La justice burkinabè vient de subir un nouveau contretemps dans l’un des dossiers les plus sensibles de son histoire : l’assassinat du journaliste Norbert Zongo et de ses trois compagnons en décembre 1998. Un pourvoi en cassation introduit par la défense a une nouvelle fois suspendu la tenue du procès, alors que la chambre de l’instruction venait tout juste de valider le renvoi des trois principaux accusés devant les assises.
Un recours judiciaire qui relance les incertitudes
Le 31 juillet 2026, Me Paul Kéré, avocat de l’un des mis en cause, Yaro Banagoulo, a déposé un pourvoi en cassation contre l’arrêt rendu la veille par la chambre de l’instruction de Ouagadougou. Cette décision, rendue publique le 13 août suivant, intervient alors que les familles des victimes et la société civile espéraient enfin voir s’ouvrir une page judiciaire après des décennies d’attente.

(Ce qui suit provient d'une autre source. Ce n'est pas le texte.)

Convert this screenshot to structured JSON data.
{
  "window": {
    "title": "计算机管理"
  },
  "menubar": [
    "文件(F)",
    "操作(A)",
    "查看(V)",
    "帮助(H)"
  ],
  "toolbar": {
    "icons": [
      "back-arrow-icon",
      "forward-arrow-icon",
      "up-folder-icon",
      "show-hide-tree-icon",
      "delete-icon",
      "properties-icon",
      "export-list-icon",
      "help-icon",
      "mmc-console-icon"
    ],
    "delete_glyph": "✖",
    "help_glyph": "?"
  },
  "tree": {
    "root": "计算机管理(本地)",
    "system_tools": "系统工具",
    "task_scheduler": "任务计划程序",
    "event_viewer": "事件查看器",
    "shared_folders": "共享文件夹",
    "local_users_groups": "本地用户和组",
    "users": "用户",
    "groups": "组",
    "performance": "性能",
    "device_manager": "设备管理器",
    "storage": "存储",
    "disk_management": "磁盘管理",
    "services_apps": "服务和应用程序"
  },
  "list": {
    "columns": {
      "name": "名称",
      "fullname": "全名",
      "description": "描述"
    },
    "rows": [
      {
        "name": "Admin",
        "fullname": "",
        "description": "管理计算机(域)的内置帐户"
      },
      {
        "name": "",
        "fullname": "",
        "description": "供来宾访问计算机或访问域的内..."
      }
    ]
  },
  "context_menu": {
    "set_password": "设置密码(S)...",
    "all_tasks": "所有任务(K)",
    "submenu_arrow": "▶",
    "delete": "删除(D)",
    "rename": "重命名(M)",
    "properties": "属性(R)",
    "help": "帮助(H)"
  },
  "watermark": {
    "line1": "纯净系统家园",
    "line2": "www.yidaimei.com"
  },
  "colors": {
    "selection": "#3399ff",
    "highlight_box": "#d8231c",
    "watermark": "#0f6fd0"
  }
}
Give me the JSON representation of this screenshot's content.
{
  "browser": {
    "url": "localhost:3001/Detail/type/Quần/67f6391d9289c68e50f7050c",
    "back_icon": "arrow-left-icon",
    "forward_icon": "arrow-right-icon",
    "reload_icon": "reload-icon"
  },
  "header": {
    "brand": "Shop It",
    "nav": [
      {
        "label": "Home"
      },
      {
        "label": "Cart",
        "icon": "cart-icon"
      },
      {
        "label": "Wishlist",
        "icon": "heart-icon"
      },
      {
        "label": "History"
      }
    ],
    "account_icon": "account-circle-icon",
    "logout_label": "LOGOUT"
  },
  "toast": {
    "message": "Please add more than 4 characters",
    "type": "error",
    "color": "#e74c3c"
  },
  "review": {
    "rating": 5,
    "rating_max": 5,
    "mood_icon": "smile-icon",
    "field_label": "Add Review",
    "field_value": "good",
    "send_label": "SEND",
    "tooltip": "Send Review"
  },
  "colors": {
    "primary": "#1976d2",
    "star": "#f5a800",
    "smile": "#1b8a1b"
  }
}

Le procureur général de Ouagadougou a confirmé que le 30 juillet 2026, la chambre de l’instruction avait maintenu le renvoi de trois accusés devant une juridiction de jugement. Parmi eux figurent :
- Wanga Christophe Combasséré, poursuivi pour assassinat et destruction volontaire aggravée de biens ;
- Yaro Banagoulo, visé pour complicité d’assassinat et de destruction de biens ;
- Paul François Compaoré, mis en cause pour incitation à l’assassinat.
Ce pourvoi introduit par la défense marque une nouvelle étape procédurale, repoussant une fois de plus la date du procès. La Cour de cassation devra désormais se prononcer sur ce recours, sans qu’aucune échéance ne soit fixée pour l’instant.
Malgré ce contretemps, le procureur général a réaffirmé la volonté de la justice burkinabè de mener le dossier à son terme « dans les meilleurs délais, dans le strict respect des règles procédurales ».
Un dossier chargé d’histoire et de symboles
L’affaire Norbert Zongo, directeur de publication de l’hebdomadaire L’Indépendant, reste gravée dans la mémoire collective du Burkina Faso. Son assassinat, ainsi que celui de son frère Ernest Zongo, de son chauffeur Abdoulaye Nikiéma et de son collaborateur Blaise Ilboudo, avait eu lieu sur la route de Sapouy, à une centaine de kilomètres au sud de Ouagadougou.
À l’époque des faits, le journaliste enquêtait sur la mort suspecte de David Ouédraogo, chauffeur de François Compaoré, frère du président Blaise Compaoré. Ce lien présumé entre l’enquête de Zongo et les cercles du pouvoir explique en grande partie le caractère politique et sensible de ce dossier judiciaire.
De l’impunité à la relance d’une enquête
Plus de vingt-sept ans après les faits, l’affaire Norbert Zongo s’est imposée comme un symbole de la lutte contre l’impunité au Burkina Faso. La procédure avait longtemps semblé s’enliser : en 2006, un non-lieu avait été confirmé, provoquant une vague d’indignation parmi les défenseurs des droits humains et la famille des victimes.
La situation a basculé en mars 2014, lorsque la Cour africaine des droits de l’homme et des peuples a condamné le Burkina Faso pour ses manquements. La juridiction panafricaine avait pointé les lenteurs et les lacunes de la justice burkinabè, avant d’ordonner en juin 2015 la reprise des investigations. Depuis, le dossier a connu plusieurs rebondissements, mais la quête de justice pour Norbert Zongo reste toujours en suspens.
Avec ce nouveau report, la famille du journaliste, les associations de défense de la liberté de la presse et une partie de la société civile burkinabè voient s’éloigner une nouvelle fois l’espoir d’une issue judiciaire. Pourtant, l’affaire continue de symboliser, au-delà des frontières du pays, le combat pour la vérité et la justice en Afrique de l’Ouest.